İYİ Sosyal Kooperatif

Ortaya Karışık Ruh Halleri: Bir Değişik Değerlendirme

Her yanımızın, Sennett’in tanımlamasıyla, boş kamusal alanlarla çevrildiği günümüzde, bulması çok zor bir şey gerçek kamusal alan. Ama yerelden örgütlenmesiyle Gazhane’de işlerin değiştiğini birebir kendi sergimizde görme şansına sahip olduk. Bu kamusal alanı bizim için tutabilmiş ve tutmaya devam eden (ve umarım her şeye rağmen tutmaya devam edecek) Gazhane Çevre Gönüllülerine ne kadar teşekkür etsek az. İyi ki varsınız…

Herkesin (ama herkesin) ruh hallerinin çok çok karışık olduğu, içinden geçtiğimiz şu zamanlarda daha sergiyi kurmamız bitmemişken içeri girmeye başlamış izleyici kitlemiz bizi bir hafta boyunca hiç yalnız bırakmadı. Basında ve sosyal medyada azıcık çıkan tanıtımlarımıza rağmen oraya bilerek yahut bilmeyerek gelen herkese ve en önemlisi onları tekrar tekrar geri getirebilen sergimize şöyle bir uzaktan bakınca belli ki biz de iyi bir şeyler yapmışız dedirtti. Nasıl mı? Negt ve Kluge’nin gerçek kamusal alanı tanımlarken kullandığı tecrübe alanı tanımını ilk elden bir hafta boyunca yaşadık. Alışılageldiği üzere sadece bizim yani sergi ekibinin aktardığı bir tecrübeden bahsetmiyorum.

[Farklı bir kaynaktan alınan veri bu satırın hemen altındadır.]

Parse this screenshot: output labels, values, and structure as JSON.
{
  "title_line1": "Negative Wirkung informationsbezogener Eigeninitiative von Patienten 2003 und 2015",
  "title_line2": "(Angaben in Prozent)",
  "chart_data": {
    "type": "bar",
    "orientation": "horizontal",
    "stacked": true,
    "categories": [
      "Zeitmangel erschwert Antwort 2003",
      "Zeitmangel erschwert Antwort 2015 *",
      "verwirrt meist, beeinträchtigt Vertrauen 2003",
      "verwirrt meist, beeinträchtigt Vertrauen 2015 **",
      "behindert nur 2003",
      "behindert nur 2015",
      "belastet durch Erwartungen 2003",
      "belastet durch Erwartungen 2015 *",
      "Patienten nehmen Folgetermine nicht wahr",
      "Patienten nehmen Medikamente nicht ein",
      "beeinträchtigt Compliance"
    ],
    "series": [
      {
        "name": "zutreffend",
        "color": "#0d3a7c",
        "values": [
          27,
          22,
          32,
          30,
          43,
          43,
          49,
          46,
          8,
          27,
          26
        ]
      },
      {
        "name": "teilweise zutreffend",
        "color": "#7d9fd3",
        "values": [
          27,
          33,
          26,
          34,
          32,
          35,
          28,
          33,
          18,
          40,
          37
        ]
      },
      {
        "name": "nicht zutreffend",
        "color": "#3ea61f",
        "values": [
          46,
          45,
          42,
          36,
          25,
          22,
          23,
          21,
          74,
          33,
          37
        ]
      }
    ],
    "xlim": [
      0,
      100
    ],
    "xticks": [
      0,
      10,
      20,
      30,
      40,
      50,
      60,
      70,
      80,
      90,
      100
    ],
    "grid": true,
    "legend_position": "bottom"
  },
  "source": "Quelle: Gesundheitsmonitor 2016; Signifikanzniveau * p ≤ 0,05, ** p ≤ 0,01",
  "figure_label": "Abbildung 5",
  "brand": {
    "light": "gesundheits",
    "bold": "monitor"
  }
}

Gelenlerin de tecrübelerini paylaşabildikleri hatta herkesin tecrübeleriyle gelişen ve dönüşen atölyeleriyle, dışarıda top oynayan çocuğun da, işten eve dönerken uğrayanın da, hafta sonu gezmesindeki bir ailenin de beraber deneyimlediği bir alan oldu sergimiz. Sanat severi de geldi, şimdiye kadar sanatla pek işi olmamışı da, ama en önemlisi sergimiz herkesi aynı yerde kapsayabildi. Galiba ondan bir gelen bir daha geldi, galiba ondan açılışından gayrı pek uğrayanı olmayan bilindik sergi düzeninden sıyrılıp her günü dolu dolu geçirdik. Tam anlamıyla ilişkilendik ve sergimiz Bourriaud’un ilişkisel aygıtı olarak işlev görürken ilişkisel estetiği deneyimlememize olanak verdi. Bu deneyimi Lacy üzerinden asla tam içime sinen bir çevirisini bulamadığım, kendisinin kamusal alandaki sanat pratiklerini tanımlarken kullandığı “engagement” kavramı üzerinden de düşünebiliriz belki. Ya da Groys’un gözün egemenliğindeki, dokunulmaya, içine girilmeye korkulan modernist estetiğin karşısına koyduğu işlevsel estetik kavramıyla… Ama hepsinin ortaklaştığı yer birlikte -sanatçısıyla, izleyicisiyle- bir deneyim yaşamak. O gerçek kamusal alanı yani tecrübe alanını kurabilmek. Bir hafta gibi kısa bir sürede ve sınırlı tanıtımla sergimizi ortalama 1000-1500 kişi gezdi. Sonradan aklımıza gelip de koyduğumuz sergi deneyim defterinde yazanların ortaklaştığı yerse şimdiye kadar hiç böyle bir sergi deneyimlemedikleri üzerineydi. Çok mutlu bir şaşkınlık yaşadık ve ağzımız kulaklarımızdayken şunu fark ettik ki bu sergi herkesin kendine özgülüğünü yaşaması için bir alan açarken o alanda birlikte var olmamızı sağlamış.

Sennett, R. (2010), Kamusal İnsanın Çöküşü, 3. bs., Ayrıntı Yayınları, İstanbul.
Negt, O., Kluge, A. (2004), “Kamusal Alan ve Tecrübe’ye Giriş”. Kamusal Alan, ed. Meral Özbek. İstanbul: Hil Yayınları, 133-140.
Lacy, S. (1995), “Cultural Pilgrimages and Metaphoric Journeys”. Mapping the Terrain, ed. Suzanne Lacy. 2. bs. Seattle, Washington: Bay Press, 19-49.
Bourriaud, N. (2005), İlişkisel Estetik. İstanbul: Bağlam Yayıncılık.
Groys, B. (2017), Akışta: İnternet Çağında Sanat, İstanbul: Koç Üniversitesi Yayınları.